5. Track All Code and Scripts in Version Control
- Avoid “just drop this script in” practices. Everything that runs in production should be versioned and reviewable.
Best Practices
Practice | Why It Matters |
---|---|
Use signed and verified updates | Protects against supply chain compromise |
Limit CI/CD access and audit changes | Prevents unauthorized modifications |
Use integrity for external scripts | Detects CDN tampering |
Test pipeline outputs before deployment | Detects malicious code injection during builds |
Apply file integrity monitoring | Catches unexpected changes to critical assets |
How to Test for It
- CI/CD Pipeline Security Review: Who can push, build, and deploy? Are logs and approvals enforced?
- File Integrity Monitoring: Are critical files being modified unexpectedly?
- Third-party Dependency Audit: Where do libraries come from, and are they validated?
- Package Hash Verification: Are downloaded artifacts checked before use?
Who’s Responsible?
Developers:
- Be cautious about importing libraries or code from external sources.
- Use validated, reviewed, and versioned dependencies in build processes.
DevOps Engineers:
- Ensure CI/CD systems are hardened and secure.
- Implement change control, logging, and access restrictions.
Security Teams:
- Monitor for unusual behaviors in pipeline outputs and config files.
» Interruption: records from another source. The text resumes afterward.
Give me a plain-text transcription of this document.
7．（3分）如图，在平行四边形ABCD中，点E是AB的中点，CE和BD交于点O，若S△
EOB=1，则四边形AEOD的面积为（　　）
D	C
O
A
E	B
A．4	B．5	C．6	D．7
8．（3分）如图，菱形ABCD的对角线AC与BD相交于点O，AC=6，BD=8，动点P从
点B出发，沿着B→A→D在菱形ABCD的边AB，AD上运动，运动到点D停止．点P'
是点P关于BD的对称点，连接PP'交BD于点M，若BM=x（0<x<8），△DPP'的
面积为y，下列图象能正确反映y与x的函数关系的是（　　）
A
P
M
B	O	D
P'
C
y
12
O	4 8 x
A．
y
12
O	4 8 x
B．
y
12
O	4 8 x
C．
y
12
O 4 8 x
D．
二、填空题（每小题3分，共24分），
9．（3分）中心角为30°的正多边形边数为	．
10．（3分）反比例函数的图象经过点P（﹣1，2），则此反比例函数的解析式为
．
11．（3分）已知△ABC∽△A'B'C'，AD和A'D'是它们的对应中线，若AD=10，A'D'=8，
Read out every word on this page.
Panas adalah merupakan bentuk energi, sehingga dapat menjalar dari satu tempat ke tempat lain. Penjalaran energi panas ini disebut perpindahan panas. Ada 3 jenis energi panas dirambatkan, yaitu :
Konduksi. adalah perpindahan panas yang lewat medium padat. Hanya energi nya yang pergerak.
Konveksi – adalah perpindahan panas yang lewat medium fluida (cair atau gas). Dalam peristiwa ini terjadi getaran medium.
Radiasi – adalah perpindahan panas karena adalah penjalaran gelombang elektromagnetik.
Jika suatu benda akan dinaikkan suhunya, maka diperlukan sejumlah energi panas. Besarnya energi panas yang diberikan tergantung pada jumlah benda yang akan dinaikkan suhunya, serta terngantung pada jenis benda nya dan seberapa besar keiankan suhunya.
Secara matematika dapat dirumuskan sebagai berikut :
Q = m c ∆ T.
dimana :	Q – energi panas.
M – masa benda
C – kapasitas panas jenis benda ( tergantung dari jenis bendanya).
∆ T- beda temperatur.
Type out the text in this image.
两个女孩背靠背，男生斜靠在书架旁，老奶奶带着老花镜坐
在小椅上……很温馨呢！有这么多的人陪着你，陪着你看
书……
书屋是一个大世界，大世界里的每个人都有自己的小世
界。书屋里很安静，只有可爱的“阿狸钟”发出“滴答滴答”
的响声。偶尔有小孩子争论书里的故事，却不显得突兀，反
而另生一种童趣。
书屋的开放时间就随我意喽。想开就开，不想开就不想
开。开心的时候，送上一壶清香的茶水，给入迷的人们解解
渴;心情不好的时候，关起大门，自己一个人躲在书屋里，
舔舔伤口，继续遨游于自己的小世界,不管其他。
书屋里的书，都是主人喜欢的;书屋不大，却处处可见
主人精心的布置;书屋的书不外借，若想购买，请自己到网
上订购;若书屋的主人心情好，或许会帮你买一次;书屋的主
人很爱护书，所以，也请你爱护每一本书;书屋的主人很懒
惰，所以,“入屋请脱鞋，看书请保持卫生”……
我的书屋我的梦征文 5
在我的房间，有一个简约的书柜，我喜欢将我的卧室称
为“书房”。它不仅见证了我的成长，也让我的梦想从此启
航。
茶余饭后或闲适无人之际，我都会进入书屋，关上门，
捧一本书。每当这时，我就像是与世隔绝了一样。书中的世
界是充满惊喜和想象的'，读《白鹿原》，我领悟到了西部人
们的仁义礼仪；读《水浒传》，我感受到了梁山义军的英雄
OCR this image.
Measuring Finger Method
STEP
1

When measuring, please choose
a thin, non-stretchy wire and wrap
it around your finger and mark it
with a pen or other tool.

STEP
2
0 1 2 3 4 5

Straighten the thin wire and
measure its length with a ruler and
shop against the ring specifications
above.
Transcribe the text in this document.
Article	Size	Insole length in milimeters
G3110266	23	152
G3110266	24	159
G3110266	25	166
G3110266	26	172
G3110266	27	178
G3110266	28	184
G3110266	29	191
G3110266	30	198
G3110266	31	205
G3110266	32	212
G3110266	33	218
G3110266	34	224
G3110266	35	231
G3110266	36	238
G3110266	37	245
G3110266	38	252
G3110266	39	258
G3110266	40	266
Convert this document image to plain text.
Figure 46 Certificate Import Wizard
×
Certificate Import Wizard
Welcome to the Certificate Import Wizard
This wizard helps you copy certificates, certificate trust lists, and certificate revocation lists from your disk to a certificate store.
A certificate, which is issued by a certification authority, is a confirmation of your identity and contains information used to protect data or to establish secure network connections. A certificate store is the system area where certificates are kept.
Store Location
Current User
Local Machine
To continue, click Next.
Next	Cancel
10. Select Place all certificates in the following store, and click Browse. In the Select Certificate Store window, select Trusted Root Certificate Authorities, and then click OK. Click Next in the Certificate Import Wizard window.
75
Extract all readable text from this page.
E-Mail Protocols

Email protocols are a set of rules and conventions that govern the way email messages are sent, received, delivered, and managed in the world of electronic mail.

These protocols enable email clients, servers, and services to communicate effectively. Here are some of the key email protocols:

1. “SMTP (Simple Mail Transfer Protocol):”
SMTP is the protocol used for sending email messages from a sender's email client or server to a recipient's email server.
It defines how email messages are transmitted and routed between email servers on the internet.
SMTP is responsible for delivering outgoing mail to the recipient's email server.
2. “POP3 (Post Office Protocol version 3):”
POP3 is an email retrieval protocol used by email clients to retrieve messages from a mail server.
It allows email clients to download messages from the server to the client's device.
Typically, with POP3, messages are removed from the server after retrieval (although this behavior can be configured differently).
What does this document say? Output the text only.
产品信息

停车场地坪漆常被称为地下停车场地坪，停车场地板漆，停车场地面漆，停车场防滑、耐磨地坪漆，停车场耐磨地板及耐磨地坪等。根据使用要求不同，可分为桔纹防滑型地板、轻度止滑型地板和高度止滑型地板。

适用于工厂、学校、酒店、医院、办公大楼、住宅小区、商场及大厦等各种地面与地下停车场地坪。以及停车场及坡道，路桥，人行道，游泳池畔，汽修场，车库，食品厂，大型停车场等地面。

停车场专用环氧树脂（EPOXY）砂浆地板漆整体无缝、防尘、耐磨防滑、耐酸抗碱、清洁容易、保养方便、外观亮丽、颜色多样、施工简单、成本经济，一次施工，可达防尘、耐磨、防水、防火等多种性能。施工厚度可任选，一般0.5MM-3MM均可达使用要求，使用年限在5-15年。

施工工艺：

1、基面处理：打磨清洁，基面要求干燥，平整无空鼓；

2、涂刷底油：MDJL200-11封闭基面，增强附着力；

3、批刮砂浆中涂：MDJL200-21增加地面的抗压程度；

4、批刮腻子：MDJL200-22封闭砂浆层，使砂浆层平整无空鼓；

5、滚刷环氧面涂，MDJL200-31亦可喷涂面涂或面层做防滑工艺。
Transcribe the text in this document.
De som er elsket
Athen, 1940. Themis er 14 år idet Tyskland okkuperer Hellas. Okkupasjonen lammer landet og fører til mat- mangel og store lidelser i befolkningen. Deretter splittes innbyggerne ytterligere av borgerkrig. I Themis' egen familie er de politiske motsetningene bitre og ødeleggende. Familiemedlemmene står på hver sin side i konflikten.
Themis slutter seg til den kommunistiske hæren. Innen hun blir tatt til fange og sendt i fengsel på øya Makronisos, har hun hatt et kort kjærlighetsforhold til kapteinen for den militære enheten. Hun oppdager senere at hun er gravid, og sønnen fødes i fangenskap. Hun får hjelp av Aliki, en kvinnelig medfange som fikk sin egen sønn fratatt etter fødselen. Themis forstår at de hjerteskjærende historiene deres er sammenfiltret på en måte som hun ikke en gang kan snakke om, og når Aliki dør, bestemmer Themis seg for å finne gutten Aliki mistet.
- Periodically audit dependencies and update processes.
This topic taught me something important:
Code isn’t just what you write — it’s also where it comes from.
As projects grow, dependencies multiply. CI/CD pipelines automate everything. And every “convenient shortcut” (like skipping a signature check or trusting a file source blindly) becomes a potential breach point.
If you don’t enforce software and data integrity, an attacker doesn’t need to break in — you’ll install them yourself.